Department of Computing, Imperial College London

Abstract:

As users of “big data” applications want fresh processing results, we
witness a new breed of stream processing systems that are designed to
scale to large numbers of cloud-hosted machines. Such systems face new
challenges: (i) to benefit from the “pay-as-you-go” model of cloud
computing, they must scale out on demand; (ii) with deployments on
hundreds of virtual machines (VMs), failures are common — systems
must therefore be fault-tolerant with fast recovery times. An open
question is how to achieve these two goals when stream queries include
stateful operators whose state may depend on the complete history of
the stream.

In this talk, I describe an integrated approach for dynamic scale out
and recovery of stateful stream processing operators. The idea is to
expose internal operator state explicitly to the stream processing
system through a set of state management primitives. Externalised
operator state is checkpointed periodically and backed up by the
system. In addition, the system identifies operator bottlenecks and
automatically scales them out by allocating new VMs. We evaluate this
approach as part of the SEEP experimental stream processing system on
the Amazon EC2 cloud platform and show that it can scale
automatically, while recovering quickly from failures.

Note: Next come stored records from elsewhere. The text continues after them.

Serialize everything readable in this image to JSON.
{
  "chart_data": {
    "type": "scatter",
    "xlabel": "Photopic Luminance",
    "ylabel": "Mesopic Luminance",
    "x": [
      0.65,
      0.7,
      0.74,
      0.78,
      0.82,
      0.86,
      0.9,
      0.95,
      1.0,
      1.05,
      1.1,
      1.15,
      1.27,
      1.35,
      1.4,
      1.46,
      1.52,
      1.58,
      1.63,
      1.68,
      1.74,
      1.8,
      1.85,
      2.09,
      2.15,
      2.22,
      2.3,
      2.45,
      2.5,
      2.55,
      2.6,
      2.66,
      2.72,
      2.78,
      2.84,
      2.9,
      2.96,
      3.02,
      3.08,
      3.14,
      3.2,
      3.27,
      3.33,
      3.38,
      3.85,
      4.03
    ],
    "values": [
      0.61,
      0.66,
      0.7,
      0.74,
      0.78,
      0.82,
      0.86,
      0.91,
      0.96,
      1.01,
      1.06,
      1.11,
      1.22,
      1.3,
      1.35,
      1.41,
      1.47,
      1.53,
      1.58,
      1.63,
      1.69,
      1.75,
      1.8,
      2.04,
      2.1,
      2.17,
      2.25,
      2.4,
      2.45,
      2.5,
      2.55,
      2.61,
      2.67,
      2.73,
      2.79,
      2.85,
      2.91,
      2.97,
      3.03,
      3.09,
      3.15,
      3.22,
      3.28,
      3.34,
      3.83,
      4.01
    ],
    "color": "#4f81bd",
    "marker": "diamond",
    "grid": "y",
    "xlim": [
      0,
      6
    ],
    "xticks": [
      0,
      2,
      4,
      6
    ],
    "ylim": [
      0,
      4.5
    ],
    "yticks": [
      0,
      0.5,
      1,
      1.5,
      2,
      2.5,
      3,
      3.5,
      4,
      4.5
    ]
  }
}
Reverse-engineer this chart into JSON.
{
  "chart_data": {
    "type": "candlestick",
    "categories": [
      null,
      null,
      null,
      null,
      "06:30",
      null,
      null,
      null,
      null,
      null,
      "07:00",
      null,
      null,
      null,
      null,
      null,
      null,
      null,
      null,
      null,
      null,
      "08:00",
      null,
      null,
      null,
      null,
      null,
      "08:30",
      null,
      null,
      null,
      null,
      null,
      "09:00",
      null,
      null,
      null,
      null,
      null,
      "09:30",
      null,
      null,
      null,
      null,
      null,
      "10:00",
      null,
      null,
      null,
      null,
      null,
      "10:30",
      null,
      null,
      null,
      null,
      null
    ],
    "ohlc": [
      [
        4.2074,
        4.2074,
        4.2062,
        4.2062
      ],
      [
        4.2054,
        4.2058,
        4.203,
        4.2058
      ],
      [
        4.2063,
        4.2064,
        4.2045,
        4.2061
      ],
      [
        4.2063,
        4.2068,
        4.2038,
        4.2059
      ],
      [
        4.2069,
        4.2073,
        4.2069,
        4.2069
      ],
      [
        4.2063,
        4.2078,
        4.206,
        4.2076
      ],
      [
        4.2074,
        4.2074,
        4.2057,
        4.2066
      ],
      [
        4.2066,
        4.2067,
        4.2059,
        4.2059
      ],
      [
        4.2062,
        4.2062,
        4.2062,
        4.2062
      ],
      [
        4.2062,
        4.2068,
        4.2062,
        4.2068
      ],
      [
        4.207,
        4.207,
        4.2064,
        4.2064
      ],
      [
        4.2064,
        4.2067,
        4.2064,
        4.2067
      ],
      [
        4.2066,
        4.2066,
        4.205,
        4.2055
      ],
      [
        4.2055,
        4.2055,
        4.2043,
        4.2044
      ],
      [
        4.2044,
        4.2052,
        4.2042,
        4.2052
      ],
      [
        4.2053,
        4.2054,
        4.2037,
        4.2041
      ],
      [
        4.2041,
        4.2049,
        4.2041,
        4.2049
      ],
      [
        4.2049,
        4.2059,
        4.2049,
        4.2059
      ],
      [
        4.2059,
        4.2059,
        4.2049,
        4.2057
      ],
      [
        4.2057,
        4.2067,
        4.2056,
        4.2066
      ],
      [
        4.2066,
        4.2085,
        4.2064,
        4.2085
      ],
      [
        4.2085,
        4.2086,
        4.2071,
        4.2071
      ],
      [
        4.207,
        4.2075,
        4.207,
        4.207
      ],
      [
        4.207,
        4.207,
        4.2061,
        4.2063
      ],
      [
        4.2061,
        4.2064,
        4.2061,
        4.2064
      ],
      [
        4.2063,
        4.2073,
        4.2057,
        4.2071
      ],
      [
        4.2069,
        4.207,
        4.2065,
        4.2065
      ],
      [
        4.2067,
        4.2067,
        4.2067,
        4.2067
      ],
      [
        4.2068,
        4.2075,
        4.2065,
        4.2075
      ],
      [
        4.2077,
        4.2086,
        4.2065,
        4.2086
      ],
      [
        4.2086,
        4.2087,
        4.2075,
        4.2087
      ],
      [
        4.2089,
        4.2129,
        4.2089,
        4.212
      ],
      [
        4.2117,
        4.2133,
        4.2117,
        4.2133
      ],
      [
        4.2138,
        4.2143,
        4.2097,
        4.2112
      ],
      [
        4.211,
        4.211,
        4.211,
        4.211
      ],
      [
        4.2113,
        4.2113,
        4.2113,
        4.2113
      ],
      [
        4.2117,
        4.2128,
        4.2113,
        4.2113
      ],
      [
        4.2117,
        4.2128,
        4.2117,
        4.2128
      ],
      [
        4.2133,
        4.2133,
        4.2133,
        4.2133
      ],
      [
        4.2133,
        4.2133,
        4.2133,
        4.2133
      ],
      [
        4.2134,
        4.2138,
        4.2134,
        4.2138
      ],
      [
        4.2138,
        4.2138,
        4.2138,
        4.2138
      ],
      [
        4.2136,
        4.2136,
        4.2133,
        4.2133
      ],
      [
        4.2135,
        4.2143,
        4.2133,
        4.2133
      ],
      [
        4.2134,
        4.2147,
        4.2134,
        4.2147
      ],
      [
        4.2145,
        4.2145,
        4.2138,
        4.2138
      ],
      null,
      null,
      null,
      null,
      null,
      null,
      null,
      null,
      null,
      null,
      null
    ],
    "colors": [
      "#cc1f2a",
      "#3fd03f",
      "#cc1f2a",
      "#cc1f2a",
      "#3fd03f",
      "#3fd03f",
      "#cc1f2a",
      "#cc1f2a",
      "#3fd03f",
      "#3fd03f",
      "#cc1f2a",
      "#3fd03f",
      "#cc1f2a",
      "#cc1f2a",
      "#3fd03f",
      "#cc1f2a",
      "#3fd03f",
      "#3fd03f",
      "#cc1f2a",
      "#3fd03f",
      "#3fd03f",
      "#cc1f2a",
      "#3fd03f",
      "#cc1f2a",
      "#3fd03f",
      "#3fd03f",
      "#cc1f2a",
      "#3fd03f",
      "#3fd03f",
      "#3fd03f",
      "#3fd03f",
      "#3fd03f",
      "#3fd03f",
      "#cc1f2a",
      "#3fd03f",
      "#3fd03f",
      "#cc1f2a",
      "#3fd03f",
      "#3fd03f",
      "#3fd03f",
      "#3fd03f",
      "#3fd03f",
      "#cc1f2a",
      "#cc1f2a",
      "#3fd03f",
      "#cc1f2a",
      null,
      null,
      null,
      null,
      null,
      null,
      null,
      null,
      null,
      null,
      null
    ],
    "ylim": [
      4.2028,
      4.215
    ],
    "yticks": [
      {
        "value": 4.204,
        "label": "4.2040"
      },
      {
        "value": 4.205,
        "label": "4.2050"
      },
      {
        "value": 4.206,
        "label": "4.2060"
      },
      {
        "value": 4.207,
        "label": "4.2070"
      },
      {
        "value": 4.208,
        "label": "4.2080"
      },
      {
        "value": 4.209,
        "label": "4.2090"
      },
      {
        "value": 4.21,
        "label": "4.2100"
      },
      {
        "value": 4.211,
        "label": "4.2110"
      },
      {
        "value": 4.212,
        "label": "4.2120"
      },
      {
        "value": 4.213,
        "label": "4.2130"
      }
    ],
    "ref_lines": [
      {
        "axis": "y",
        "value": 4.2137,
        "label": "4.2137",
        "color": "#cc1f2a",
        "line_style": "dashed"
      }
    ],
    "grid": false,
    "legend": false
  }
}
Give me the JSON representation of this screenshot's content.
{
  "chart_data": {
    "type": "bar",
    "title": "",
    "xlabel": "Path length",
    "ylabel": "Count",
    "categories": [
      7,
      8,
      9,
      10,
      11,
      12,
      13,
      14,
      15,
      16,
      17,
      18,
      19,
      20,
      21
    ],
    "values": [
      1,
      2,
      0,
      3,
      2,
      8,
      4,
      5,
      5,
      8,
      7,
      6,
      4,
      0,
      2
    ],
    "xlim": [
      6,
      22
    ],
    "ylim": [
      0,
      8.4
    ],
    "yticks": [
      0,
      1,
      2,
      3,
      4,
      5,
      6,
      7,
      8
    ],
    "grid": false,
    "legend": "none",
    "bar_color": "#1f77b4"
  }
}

(This talk is based on work published at ACM SIGMOD’13 and USENIX ATC’14.)

Bio

Peter Pietzuch is a Senior Lecturer (Associate Professor) at Imperial
College London, leading the Large-scale Distributed Systems (LSDS)
group in the Department of Computing. His research focuses on the
design and engineering of scalable, reliable and secure large-scale
software systems, with a particular interest in data management and
networking issues. He has published over sixty research papers in
international venues, including USENIX ATC, NSDI, SIGMOD, VLDB, ICDE,
ICDCS, Middleware and DEBS. He has co-authored a book on Distributed
Event-based Systems published by Springer. Before joining Imperial
College, he was a post-doctoral fellow at Harvard University. He holds
PhD and MA degrees from the University of Cambridge.

Host

Paulo Jorge Pires Ferreira

Venue:

IST, room QA1.3 (south tower)